Friday, September 4, 2009


I was reading an article this morning on Thesis by Scott discussing the difference between the foreign policy objectives of realists and pragmatists. It is a great article, even though I must admit it taxed my small carpenter brain. His article referenced an article by Paul Wolfowitz in Foreign Policy. Read that one, too. Then dig into the reference articles on the last page. Then start to ask yourself how your life ever got this way. Why are you sitting by yourself, reading this stuff on the computer? At 4 a.m. Didn't life promise more? Didn't you have dreams? Where is the glamour, the excitement? But, I digress.

It seems to me that the problem with American foreign policy is that we have ceased to be an impartial referee and protector of basic human rights and have instead decided to impose upon others some strange version of what the party in power deems to be the preferred form of governing. We have abandoned Truth in our own society so can no longer be seen as a fair and impartial arbiter of it.

Our role should be limited to insuring that the rights of the people, whether here or abroad, are protected; and outside of our borders, only when we are asked to help. Instead, we play this Byzantine game of installing rulers that support our view, at least the view of the party in power, with no consideration for the rights of the people in the country we are meddling in. We look only to some sort of political advantage for ourselves. We concern ourselves with things we cannot possibly control and then don't understand why our failure to control them leaves the people flocking to the support of our enemies.

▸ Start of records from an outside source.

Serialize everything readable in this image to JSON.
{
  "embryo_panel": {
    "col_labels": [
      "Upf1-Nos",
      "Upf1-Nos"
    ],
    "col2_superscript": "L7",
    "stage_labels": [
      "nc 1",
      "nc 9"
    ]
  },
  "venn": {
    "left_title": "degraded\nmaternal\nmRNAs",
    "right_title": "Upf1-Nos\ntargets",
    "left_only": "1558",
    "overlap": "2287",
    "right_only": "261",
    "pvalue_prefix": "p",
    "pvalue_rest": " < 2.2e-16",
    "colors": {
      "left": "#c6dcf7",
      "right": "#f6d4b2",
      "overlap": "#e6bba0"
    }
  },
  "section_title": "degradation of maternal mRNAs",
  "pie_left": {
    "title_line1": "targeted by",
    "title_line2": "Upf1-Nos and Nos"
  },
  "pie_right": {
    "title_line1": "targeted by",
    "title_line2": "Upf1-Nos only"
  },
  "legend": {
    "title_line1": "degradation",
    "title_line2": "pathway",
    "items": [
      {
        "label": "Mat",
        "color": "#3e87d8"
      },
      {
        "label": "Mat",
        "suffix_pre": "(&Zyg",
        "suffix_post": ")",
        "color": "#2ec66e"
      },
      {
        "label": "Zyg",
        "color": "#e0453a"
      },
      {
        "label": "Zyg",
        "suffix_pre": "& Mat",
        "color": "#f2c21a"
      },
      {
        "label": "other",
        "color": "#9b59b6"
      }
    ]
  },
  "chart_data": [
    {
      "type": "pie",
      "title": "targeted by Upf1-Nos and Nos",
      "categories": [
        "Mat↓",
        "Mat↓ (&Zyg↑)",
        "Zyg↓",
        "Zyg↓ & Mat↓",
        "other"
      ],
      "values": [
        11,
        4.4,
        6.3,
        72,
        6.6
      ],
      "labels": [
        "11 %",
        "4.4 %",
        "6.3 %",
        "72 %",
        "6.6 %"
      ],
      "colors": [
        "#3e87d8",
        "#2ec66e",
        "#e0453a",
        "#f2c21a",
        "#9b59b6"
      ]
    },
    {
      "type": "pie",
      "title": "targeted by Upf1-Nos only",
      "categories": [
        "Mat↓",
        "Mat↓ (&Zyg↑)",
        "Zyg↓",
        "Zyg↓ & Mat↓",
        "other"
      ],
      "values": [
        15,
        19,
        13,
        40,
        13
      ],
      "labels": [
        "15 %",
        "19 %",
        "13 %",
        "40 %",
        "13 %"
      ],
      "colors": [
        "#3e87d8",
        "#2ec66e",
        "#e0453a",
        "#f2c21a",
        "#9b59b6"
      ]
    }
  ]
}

But, don't we have the right to self defense? Certainly. If we believe that we are being threatened we should defend ourselves. Iraq is a case in point. We did everything that we could to allow the Iraqi government to live peacefully with the world. They refused to do so. Saddam violated treaties and flaunted weaponry that he was not allowed to have. He denied basic human rights to his people, engaging in wanton murder, rape, theft and torture. He made threats against the US and made sure that we knew he could carry them out. Was some of this bluster? Probably. However, there was enough substance to constitute a threat to our allies, our interests and our citizens.

The government, because it is an extension of the people, shares in the individuals right to self defense. The question is, how best to deploy our defense. I believe in subsidiarity, that all solutions should come from the lowest, simplest level. If my family were being threatened by someone I would confront that person and try to defuse the situation. We did this with Saddam. If this didn't work I would go to the legal authorities. America went to the U.N. When the legal authorities cannot remove or control the threat I would be forced to take action, to exercise my legitimate right of self defense.

Some would argue, among them Augustine, that I don't have the right to a preemptive strike, that I must wait until the first punch is thrown. I disagree. A credible threat needs to be defended against, following the rules of subsidiarity. When all that is left to contain the threat is violence then violence is justified. After all, what good is the right to self defense if you can't exercise it before you are destroyed?

So we exercised our right to self defense. Now we have responsibility for those impacted by the exercising of our right. The legitimate use of a human right cannot impinge upon the rights of another. We could legitimately attack Saddam because his attacks against our rights effectively forfeited his own. But what about his people. We cannot legally or morally abuse their rights if they have done nothing to us. However, they allowed Saddam to stay in power. Does this open the door to our intervention? Their inaction made it necessary for us to invoke our right of self defense. They do have some culpability.

Now we are responsible for the people of Iraq. We need to give them room to find their way. They have to make the final decision about what type of government they will have. We keep troops on the ground to defend against their enemies while they have time to develop their own defense. We help them to develop a government, acting as advisers but not designers. We sacrifice American lives to help them recover from our legitimate exercise of our rights. We accept our responsibility.

How long should we remain? As long as it takes. We caused the people of Iraq to be in the situation they find themselves in. We are responsible for them. Until we see that they are refusing to help themselves or they ask us to leave. When we have done all we can do, we go. Maybe the people would rather live in a brutal, tribal environment. If that is their choice, so be it. We will have fulfilled our responsibility.

If our departure opens the door to our enemies reestablishing their threat against us, then we may be stuck. We will become a permanent occupying army. Not by choice, however. If the Iraqi people accept the responsibility for the freedoms that they say they want we can leave.

Of course, maybe all of this could have been avoided in the first place if long ago, in a place far, far away, we hadn't supported Saddam in his war against Iran. We put the man in a place of power that we eventually had to remove him from. If we hadn't been playing all of these games in the first place we wouldn't have opened this Pandora's box.

"It is our true policy to steer clear of permanent alliance with any portion of the foreign world."

George Washington
Farewell Address

The American government, regardless of party control, has expanded far beyond the borders established by the Constitution. Until it returns to the role that the founders envisioned we will continue to inject ourselves in places we have no right to be under the guise of national security, alienating and angering people that should be our allies. The lights have dimmed in that shining city on the hill and are about to be extinguished.